С покатой крыши упало несколько капель талой воды. Солнце светило монахам прямо в лицо, но они продолжали рисовать, резать по дереву или лепить фигуры Будды из воска, что Тенгери показалось особенно странным.
А некоторые сбивали масло из молока яков до тех пор, пока оно по цвету не начинало напоминать тело божества. Масло они тоже разрисовывали светящейся краской. Когда солнце скрылось за холмами, а снег на крыше перестал подтаивать, монахи сошли с помоста вниз.
— Если хотите, приходите еще, — предложил монах, удаляясь вместе с другими в сторону ворот главного храма, где они готовились к вечернему богослужению.
Идя по крутому каменистому берегу, Тенгери впервые за долгое время испытывал добрые чувства: этот день ничем не напоминал множество других, ему предшествовавших. Его так и подмывало и завтра, и послезавтра снова и снова посещать монастырь, чтобы наблюдать, как монахи собственными руками создают вещи удивительной красоты. С приходом зимы замерзла не только земля, но замерла и война, и теперь у воинов не было иных занятий, кроме как заботиться о стадах и табунах да забивать заболевших овец и лошадей.
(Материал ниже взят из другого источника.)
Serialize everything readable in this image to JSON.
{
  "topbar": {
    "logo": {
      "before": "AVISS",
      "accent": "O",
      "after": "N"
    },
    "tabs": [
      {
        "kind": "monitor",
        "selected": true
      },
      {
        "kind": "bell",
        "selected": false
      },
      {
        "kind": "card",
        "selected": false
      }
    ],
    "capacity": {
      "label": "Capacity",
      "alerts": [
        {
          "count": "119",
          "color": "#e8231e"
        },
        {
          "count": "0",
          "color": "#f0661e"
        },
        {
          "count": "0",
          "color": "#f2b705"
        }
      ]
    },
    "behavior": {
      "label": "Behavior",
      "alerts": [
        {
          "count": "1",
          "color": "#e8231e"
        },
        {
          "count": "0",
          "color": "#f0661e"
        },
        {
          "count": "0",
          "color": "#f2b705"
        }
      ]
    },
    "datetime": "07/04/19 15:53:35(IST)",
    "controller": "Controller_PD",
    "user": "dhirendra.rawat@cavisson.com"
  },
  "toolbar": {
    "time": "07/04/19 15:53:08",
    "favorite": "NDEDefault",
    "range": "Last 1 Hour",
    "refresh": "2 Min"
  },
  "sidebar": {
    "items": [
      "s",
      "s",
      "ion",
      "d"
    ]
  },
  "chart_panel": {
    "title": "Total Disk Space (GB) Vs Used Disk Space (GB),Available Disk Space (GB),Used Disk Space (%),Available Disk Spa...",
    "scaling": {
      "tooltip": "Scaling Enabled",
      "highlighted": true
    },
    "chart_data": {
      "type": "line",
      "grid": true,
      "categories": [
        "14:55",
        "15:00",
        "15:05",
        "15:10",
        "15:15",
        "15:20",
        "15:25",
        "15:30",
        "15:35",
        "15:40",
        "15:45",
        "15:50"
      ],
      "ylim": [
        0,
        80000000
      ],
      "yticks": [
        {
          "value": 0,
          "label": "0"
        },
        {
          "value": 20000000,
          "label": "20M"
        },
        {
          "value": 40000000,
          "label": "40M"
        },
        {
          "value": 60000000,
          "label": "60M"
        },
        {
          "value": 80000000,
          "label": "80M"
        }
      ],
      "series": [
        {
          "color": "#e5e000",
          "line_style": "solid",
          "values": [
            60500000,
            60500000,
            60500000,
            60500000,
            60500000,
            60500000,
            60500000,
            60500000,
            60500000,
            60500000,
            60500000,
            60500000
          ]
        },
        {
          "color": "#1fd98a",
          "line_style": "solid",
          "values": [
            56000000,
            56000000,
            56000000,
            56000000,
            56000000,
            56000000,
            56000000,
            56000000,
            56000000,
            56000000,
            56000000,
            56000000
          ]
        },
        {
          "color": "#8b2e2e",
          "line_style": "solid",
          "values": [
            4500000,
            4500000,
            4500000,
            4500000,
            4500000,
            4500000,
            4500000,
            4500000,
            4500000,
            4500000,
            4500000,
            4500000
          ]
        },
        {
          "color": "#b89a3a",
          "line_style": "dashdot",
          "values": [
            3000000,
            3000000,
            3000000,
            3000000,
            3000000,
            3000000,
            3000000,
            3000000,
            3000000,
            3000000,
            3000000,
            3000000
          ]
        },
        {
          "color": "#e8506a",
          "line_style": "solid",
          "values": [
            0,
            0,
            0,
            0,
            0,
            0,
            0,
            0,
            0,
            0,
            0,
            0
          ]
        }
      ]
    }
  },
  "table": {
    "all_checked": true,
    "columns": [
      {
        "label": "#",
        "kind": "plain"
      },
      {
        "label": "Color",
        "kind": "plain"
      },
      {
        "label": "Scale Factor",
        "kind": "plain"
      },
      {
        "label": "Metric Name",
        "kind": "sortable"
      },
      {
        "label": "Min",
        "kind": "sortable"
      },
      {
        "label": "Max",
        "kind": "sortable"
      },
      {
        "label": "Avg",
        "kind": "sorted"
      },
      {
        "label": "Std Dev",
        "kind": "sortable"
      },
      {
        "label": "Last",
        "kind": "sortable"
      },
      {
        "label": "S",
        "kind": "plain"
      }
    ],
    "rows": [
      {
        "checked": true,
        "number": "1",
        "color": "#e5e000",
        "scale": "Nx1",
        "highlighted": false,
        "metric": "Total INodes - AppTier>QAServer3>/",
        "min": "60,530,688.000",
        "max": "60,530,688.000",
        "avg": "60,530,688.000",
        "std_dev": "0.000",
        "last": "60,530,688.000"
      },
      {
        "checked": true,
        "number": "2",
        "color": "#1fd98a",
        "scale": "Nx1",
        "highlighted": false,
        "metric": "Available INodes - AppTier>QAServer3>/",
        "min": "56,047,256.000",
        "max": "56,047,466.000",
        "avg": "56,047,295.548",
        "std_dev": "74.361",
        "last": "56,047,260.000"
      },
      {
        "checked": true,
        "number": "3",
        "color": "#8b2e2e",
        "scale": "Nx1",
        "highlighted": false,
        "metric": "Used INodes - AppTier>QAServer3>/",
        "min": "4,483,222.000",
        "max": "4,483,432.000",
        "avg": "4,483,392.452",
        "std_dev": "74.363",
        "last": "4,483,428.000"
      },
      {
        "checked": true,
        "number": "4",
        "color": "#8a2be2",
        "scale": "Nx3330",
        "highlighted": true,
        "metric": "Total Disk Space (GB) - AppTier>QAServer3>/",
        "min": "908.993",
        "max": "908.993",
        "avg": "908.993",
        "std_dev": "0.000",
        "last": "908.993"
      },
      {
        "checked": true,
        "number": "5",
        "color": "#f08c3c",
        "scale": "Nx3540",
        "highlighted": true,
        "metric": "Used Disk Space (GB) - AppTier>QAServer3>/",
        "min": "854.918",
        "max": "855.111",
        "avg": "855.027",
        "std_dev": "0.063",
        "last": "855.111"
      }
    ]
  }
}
Ну и изредка выставить часовых или отправиться в дозор или на разведку. Нет, Бат не имел ничего против того, чтобы Тенгери появлялся в монастыре. По крайней мере, он ничего такого не сказал. Может быть, он проявлял такое снисхождение к нему еще и потому, что по его вине Тенгери всю ночь простоял голым, привязанный к тополю.